(sea cucumber; photo: Internet)
Lots of ingredients for Greek dishes have been imported in earlier times. From their far away travels and campaigns, explorers and military men like Alexander the Great, brought home exotic fruits and vegetables. This is how tomatoes, aubergines and cucumbers were slowly integrated into Greek cuisine. However there also are products that existed in Greece for a long time, but remain unknown to Greek cooks: like sea cucumbers.
A sea cucumber looks like a dark, thick dick, ‘a sea willy’. It has an endoskeleton and likes to roam over the bottom of the seas. It is close family to starfish and sea urchins and even though his appearance is truly unappetizing, eating this strange creature is very much loved in Asiatic countries. In China sea cucumbers are among the top delicacies from the sea, along with abalones (ear shells), shark fins and fish maw (swim bladder).
Strange people, the Chinese, eating those things; but the Greeks also have some strange dishes. Like the head of a lamb, where you spoon the brains out and the tongue is also considered a delicacy. Popular too are the organs of lambs (or pigs). They may end on the barbecue (Kokoresti), or in a cooking pot (Gardoumbakia); some end up as the ingredients for the famous soup eaten at Easter (Mageiritsa), or the anti-hangover soup (Patsas). It is put into sausages (Splinantero and Tzigerosarmades). On Lesvos, the testes of lambs are known as one of the best dishes to eat together with ouzo.
The tentacles of octopus are beloved. Sometimes even their inkbag gets fried. The yellow or orange genitals – roe – of the prickly sea urchins are another much appreciated side dish. Sponge fishers from Kalymnos pick sea creatures resembling rocks, called sea figs (in Greek spinialo ). They put them in a bottle with sea water and olive oil, keeping them as a source of vitamins for their sometimes weeks’ long sea trips. Meanwhile sea figs are not only eaten on the sponge ships (and on Lesvos) but have become a popular trend in Athens. Greeks also like to eat snails, fried mushrooms (pèperites) and wild vegetables. In some regions for example a salad with wild flowers is served (kourkoutzelia).
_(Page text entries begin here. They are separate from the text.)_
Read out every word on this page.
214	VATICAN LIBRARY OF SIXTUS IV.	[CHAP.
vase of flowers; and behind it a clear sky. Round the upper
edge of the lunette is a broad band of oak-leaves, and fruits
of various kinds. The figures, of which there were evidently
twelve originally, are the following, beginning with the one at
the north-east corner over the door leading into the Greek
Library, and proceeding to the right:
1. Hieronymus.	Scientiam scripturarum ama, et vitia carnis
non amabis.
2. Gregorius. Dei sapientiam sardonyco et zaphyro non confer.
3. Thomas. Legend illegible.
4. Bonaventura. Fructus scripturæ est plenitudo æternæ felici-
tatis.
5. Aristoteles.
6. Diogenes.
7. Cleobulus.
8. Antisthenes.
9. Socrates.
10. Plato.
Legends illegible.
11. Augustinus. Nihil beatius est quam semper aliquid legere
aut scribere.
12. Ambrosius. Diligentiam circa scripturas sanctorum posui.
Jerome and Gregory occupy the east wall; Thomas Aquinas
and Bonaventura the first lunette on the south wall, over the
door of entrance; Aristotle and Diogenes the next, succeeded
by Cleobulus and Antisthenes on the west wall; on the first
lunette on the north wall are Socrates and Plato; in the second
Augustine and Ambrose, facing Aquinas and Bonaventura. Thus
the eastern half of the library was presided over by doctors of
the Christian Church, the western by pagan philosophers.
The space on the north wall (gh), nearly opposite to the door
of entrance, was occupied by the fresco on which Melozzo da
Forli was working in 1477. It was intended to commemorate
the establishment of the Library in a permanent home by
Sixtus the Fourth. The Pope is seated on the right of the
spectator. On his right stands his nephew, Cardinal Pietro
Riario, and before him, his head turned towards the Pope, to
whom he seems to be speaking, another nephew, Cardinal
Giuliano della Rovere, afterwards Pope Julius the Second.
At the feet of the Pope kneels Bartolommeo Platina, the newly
The biggest group of fishes, ray-finned fishes, have a swim bladder: a kind of balloon filled with gas that keeps them in depth without spending too much energy. Fish maw enough in Greece. Not sharks. They are a rare phenomenon in the blue Greek waters and therefore you will not find shark fin soup on the menu. But Greeks adore to eat shellfish in the winter, like oysters, mussels and Venus clams. I didn’t know that abalones are also edible. I have never seen them served in Greece, even though their shells with the beautiful Mother of Pearl insides are often to be found on the Greek shores. Sea cucumbers also live in the Greek waters.
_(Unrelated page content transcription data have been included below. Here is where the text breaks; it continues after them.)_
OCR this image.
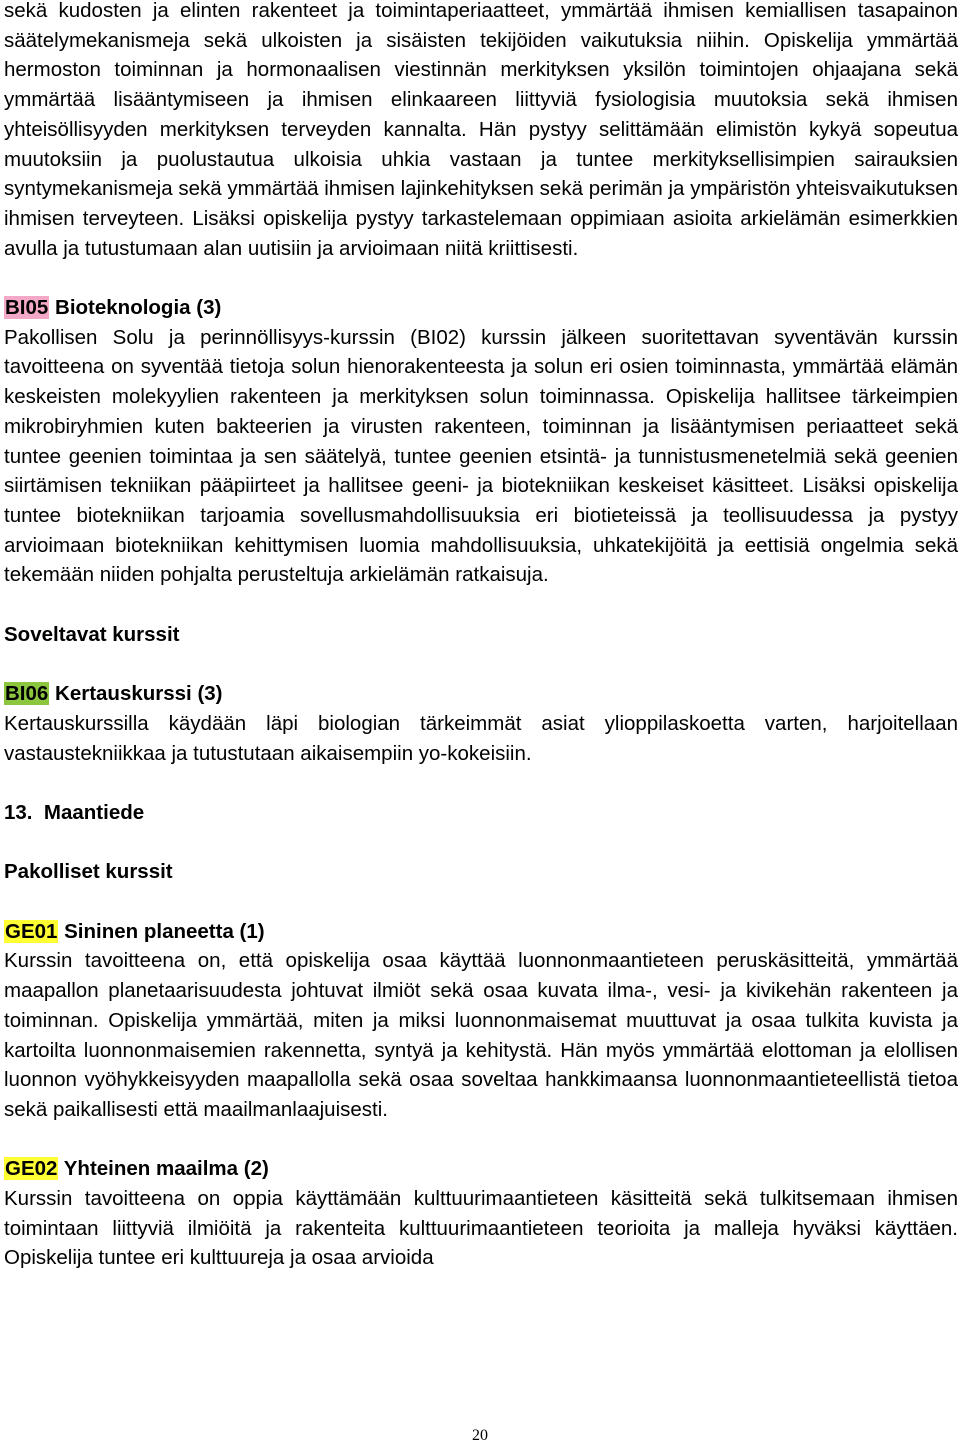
sekä kudosten ja elinten rakenteet ja toimintaperiaatteet, ymmärtää ihmisen kemiallisen tasapainon säätelymekanismeja sekä ulkoisten ja sisäisten tekijöiden vaikutuksia niihin. Opiskelija ymmärtää hermoston toiminnan ja hormonaalisen viestinnän merkityksen yksilön toimintojen ohjaajana sekä ymmärtää lisääntymiseen ja ihmisen elinkaareen liittyviä fysiologisia muutoksia sekä ihmisen yhteisöllisyyden merkityksen terveyden kannalta. Hän pystyy selittämään elimistön kykyä sopeutua muutoksiin ja puolustautua ulkoisia uhkia vastaan ja tuntee merkityksellisimpien sairauksien syntymekanismeja sekä ymmärtää ihmisen lajinkehityksen sekä perimän ja ympäristön yhteisvaikutuksen ihmisen terveyteen. Lisäksi opiskelija pystyy tarkastelemaan oppimiaan asioita arkielämän esimerkkien avulla ja tutustumaan alan uutisiin ja arvioimaan niitä kriittisesti.

BI05 Bioteknologia (3)

Pakollisen Solu ja perinnöllisyys-kurssin (BI02) kurssin jälkeen suoritettavan syventävän kurssin tavoitteena on syventää tietoja solun hienorakenteesta ja solun eri osien toiminnasta, ymmärtää elämän keskeisten molekyylien rakenteen ja merkityksen solun toiminnassa. Opiskelija hallitsee tärkeimpien mikrobiryhmien kuten bakteerien ja virusten rakenteen, toiminnan ja lisääntymisen periaatteet sekä tuntee geenien toimintaa ja sen säätelyä, tuntee geenien etsintä- ja tunnistusmenetelmiä sekä geenien siirtämisen tekniikan pääpiirteet ja hallitsee geeni- ja biotekniikan keskeiset käsitteet. Lisäksi opiskelija tuntee biotekniikan tarjoamia sovellusmahdollisuuksia eri biotieteissä ja teollisuudessa ja pystyy arvioimaan biotekniikan kehittymisen luomia mahdollisuuksia, uhkatekijöitä ja eettisiä ongelmia sekä tekemään niiden pohjalta perusteltuja arkielämän ratkaisuja.

Soveltavat kurssit

BI06 Kertauskurssi (3)

Kertauskurssilla käydään läpi biologian tärkeimmät asiat ylioppilaskoetta varten, harjoitellaan vastaustekniikkaa ja tutustutaan aikaisempiin yo-kokeisiin.

13. Maantiede

Pakolliset kurssit

GE01 Sininen planeetta (1)

Kurssin tavoitteena on, että opiskelija osaa käyttää luonnonmaantieteen peruskäsitteitä, ymmärtää maapallon planetaarisuudesta johtuvat ilmiöt sekä osaa kuvata ilma-, vesi- ja kivikehän rakenteen ja toiminnan. Opiskelija ymmärtää, miten ja miksi luonnonmaisemat muuttuvat ja osaa tulkita kuvista ja kartoilta luonnonmaisemien rakennetta, syntyä ja kehitystä. Hän myös ymmärtää elottoman ja elollisen luonnon vyöhykkeisyyden maapallolla sekä osaa soveltaa hankkimaansa luonnonmaantieteellistä tietoa sekä paikallisesti että maailmanlaajuisesti.

GE02 Yhteinen maailma (2)

Kurssin tavoitteena on oppia käyttämään kulttuurimaantieteen käsitteitä sekä tulkitsemaan ihmisen toimintaan liittyviä ilmiöitä ja rakenteita kulttuurimaantieteen teorioita ja malleja hyväksi käyttäen. Opiskelija tuntee eri kulttuureja ja osaa arvioida

20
These ‘sea willies’ used to be only good as bait. However in recent years Greece discovered the Chinese market and now these cucumbers, when picked from the sea’s bottom are frozen or dried and shipped to Asia, where they are sold for a lot of money. Greeks do believe in the medicinal powers of the wild vegetables; the Chinese believe in the power of the sea cucumbers and other healing delicacies. Sea cucumbers are even seen as an aphrodisiac and it is said that it can help in the battles against cancer. No wonder that already on Lesvos there exists an illegal trade in sea cucumbers. It is around the Dodecanese islands that plenty of sea cucumbers – legally – are being harvested. They are probably not yet in danger of extinction (but it is forbidden to gather sea urchins for commercially).
It is strange that sea cucumbers have not been picked up by the Greek culinary trendsetters: the Chinese pay fortunes to eat those sea creatures. When swim bladders are served as a delicacy, they are mostly dried and look like a condom. If you shove that over a sea willy, you will get a super health bomb. This way you can create lots of trendy dishes.
I have tasted most of what is on the culinary curiosity list. I however hesitate to put the ‘sea willy’ on my ‘To-Taste-List’, even though it is said that they help with joint pains (an ailment that starts to plague me more and more). I am afraid a whole study in how to turn such a strange thing into something edible is required, before I dare to serve it to my guests.